How had her parents died? she wondered. She had the feeling that they'd both died at once, so it couldn't have been old age or disease. It had to have been catastrophic.

Fire? Plane crash? Murder? Had it been something simple or one of those bizarre, convoluted occurrences? Had her father caught her mother with another woman and then joined in the fun only to have the woman's jealous boyfriend kill all three of them?

Had her parents been aspiring actors who were conned into doing a snuff film and killed, their murders recorded on camera and now available on video?

She would probably never know.

She slowed to look at the series of newsracks on the side of the street, sipping her coffee as she peered through the faded plastic windows. She'd always been attracted to supernatural stories in lurid tabloids, the more outrageous the headline the better. She told herself that it was camp, a kitsch, postmodern irony, that she liked to read those stories because they were so bad they were funny, so outrageous they were entertaining, but the truth was that she was genuinely interested in the bizarre tales. She felt some sort of affinity for those subjects, and she could not help wondering now if that could be traced back to her first family.

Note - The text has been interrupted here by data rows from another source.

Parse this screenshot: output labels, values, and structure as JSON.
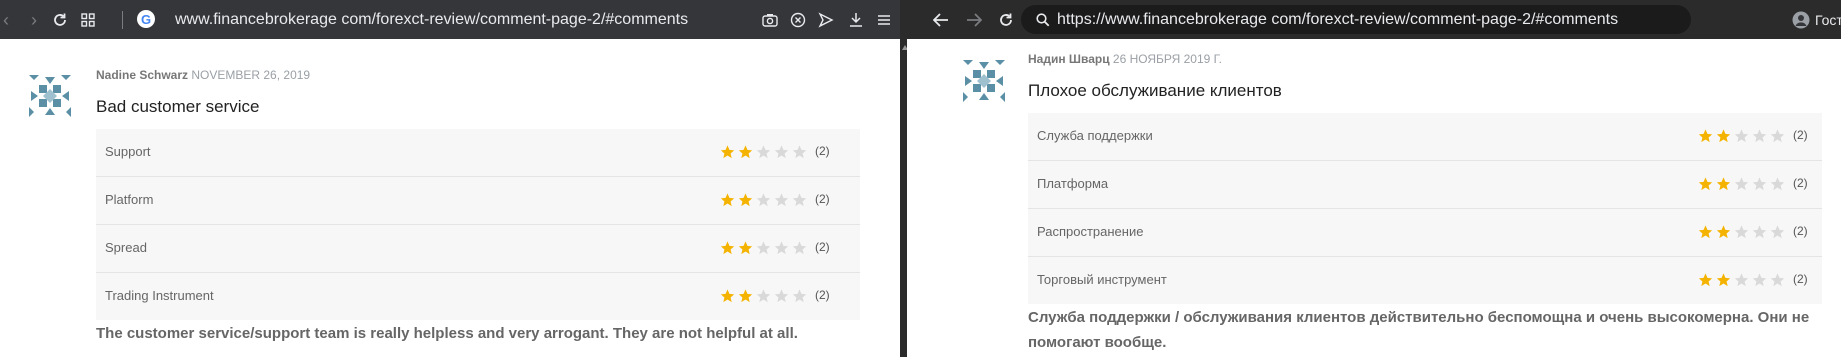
{
  "left": {
    "address": "www.financebrokerage com/forexct-review/comment-page-2/#comments",
    "author": "Nadine Schwarz",
    "date": "NOVEMBER 26, 2019",
    "title": "Bad customer service",
    "ratings": [
      {
        "label": "Support",
        "stars": 2,
        "max": 5,
        "count": "(2)"
      },
      {
        "label": "Platform",
        "stars": 2,
        "max": 5,
        "count": "(2)"
      },
      {
        "label": "Spread",
        "stars": 2,
        "max": 5,
        "count": "(2)"
      },
      {
        "label": "Trading Instrument",
        "stars": 2,
        "max": 5,
        "count": "(2)"
      }
    ],
    "review": "The customer service/support team is really helpless and very arrogant. They are not helpful at all.",
    "icons": [
      "back-icon",
      "forward-icon",
      "reload-icon",
      "apps-grid-icon",
      "google-icon",
      "camera-icon",
      "close-circle-icon",
      "send-icon",
      "download-icon",
      "menu-icon"
    ]
  },
  "right": {
    "address": "https://www.financebrokerage com/forexct-review/comment-page-2/#comments",
    "profile_label": "Гость",
    "author": "Надин Шварц",
    "date": "26 НОЯБРЯ 2019 Г.",
    "title": "Плохое обслуживание клиентов",
    "ratings": [
      {
        "label": "Служба поддержки",
        "stars": 2,
        "max": 5,
        "count": "(2)"
      },
      {
        "label": "Платформа",
        "stars": 2,
        "max": 5,
        "count": "(2)"
      },
      {
        "label": "Распространение",
        "stars": 2,
        "max": 5,
        "count": "(2)"
      },
      {
        "label": "Торговый инструмент",
        "stars": 2,
        "max": 5,
        "count": "(2)"
      }
    ],
    "review": "Служба поддержки / обслуживания клиентов действительно беспомощна и очень высокомерна. Они не помогают вообще.",
    "icons": [
      "back-icon",
      "forward-icon",
      "reload-icon",
      "search-icon",
      "profile-icon"
    ]
  },
  "colors": {
    "star_filled": "#f5b301",
    "star_empty": "#d9d9d9",
    "toolbar": "#35363a",
    "address_bg": "#202124"
  }
}
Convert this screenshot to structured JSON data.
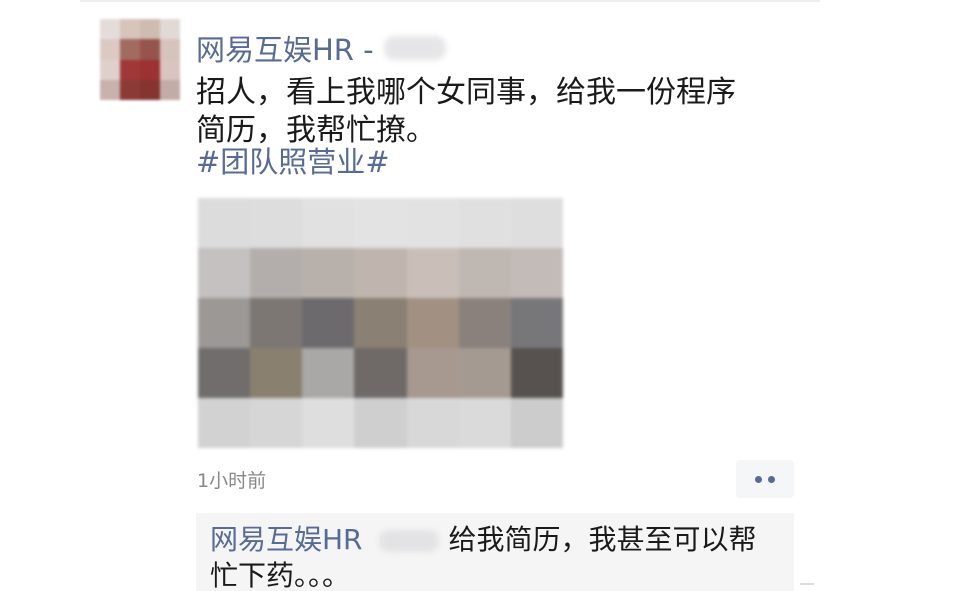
{
  "post": {
    "author": "网易互娱HR -",
    "text_lines": [
      "招人，看上我哪个女同事，给我一份程序",
      "简历，我帮忙撩。"
    ],
    "hashtag": "#团队照营业#",
    "timestamp": "1小时前",
    "photo_pixels": [
      [
        "#dcdcdc",
        "#dddddd",
        "#e1e1e1",
        "#e3e3e3",
        "#e2e2e2",
        "#e0e0e0",
        "#dedede"
      ],
      [
        "#c4c1c0",
        "#b3aeab",
        "#b8b0ab",
        "#bfb5ae",
        "#c9bfb8",
        "#bfb7b2",
        "#c3bbb7"
      ],
      [
        "#9c9896",
        "#7c7773",
        "#6c6a6d",
        "#8b8074",
        "#a29182",
        "#8a817c",
        "#77777a"
      ],
      [
        "#706d6c",
        "#8a806f",
        "#aaa8a6",
        "#6f6a68",
        "#a79990",
        "#a59a92",
        "#57524f"
      ],
      [
        "#d2d2d2",
        "#d6d6d6",
        "#dedede",
        "#cfcfcf",
        "#d8d8d8",
        "#dadada",
        "#cccccc"
      ]
    ]
  },
  "avatar_pixels": [
    [
      "#e4dcd8",
      "#d7c4bb",
      "#cfbcb0",
      "#e1d9d5"
    ],
    [
      "#dcc9c2",
      "#a16b60",
      "#96554c",
      "#d6c3bc"
    ],
    [
      "#e0d0cc",
      "#a03838",
      "#9c3232",
      "#d9c4c0"
    ],
    [
      "#c9b1ad",
      "#8c3a36",
      "#86342f",
      "#c2aca8"
    ]
  ],
  "comment": {
    "author": "网易互娱HR",
    "text_line1": "给我简历，我甚至可以帮",
    "text_line2": "忙下药。。。"
  },
  "colors": {
    "link": "#576b95",
    "text": "#1a1a1a",
    "muted": "#888888",
    "comment_bg": "#f5f5f5"
  }
}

A headline caught her eye: minister's family flees HAUNTED HOUSE.

She'd lived in a haunted house as a child.

The knowledge came to her not as a revelation, not as a sudden memory breakthrough, but casually, gently, as though it were something she'd always known and often thought about and had just been reminded of by the tabloid. She reread the headline, stared at the obviously fake photograph of a clergyman, his wife, and his daughter looking up at a dilapidated house over which towered a huge horned demon.

Now that she was actively seeking them, memories of her early childhood seemed to be seeping slowly back into her consciousness. But she was no longer sure she wanted to know about life before her adoption. She was curious, of course, but that was balanced by a growing feeling of dread, the impression that there were things in her past she was better off not knowing.

She could see the house in her mind: a dark Victorian mansion located in a clearing in the woods. The surrounding trees were giant, old-growth redwoods, so it must have been in Washington, Oregon, or northern California. As for why the house was haunted, the specifics of it, she had no idea. She knew only that there was something frightening about the house, something she'd sensed even as a young child.

She could not remember having any brothers or sisters, but there'd been another man living with them, hadn't there? An uncle? One of her dad's old army buddies?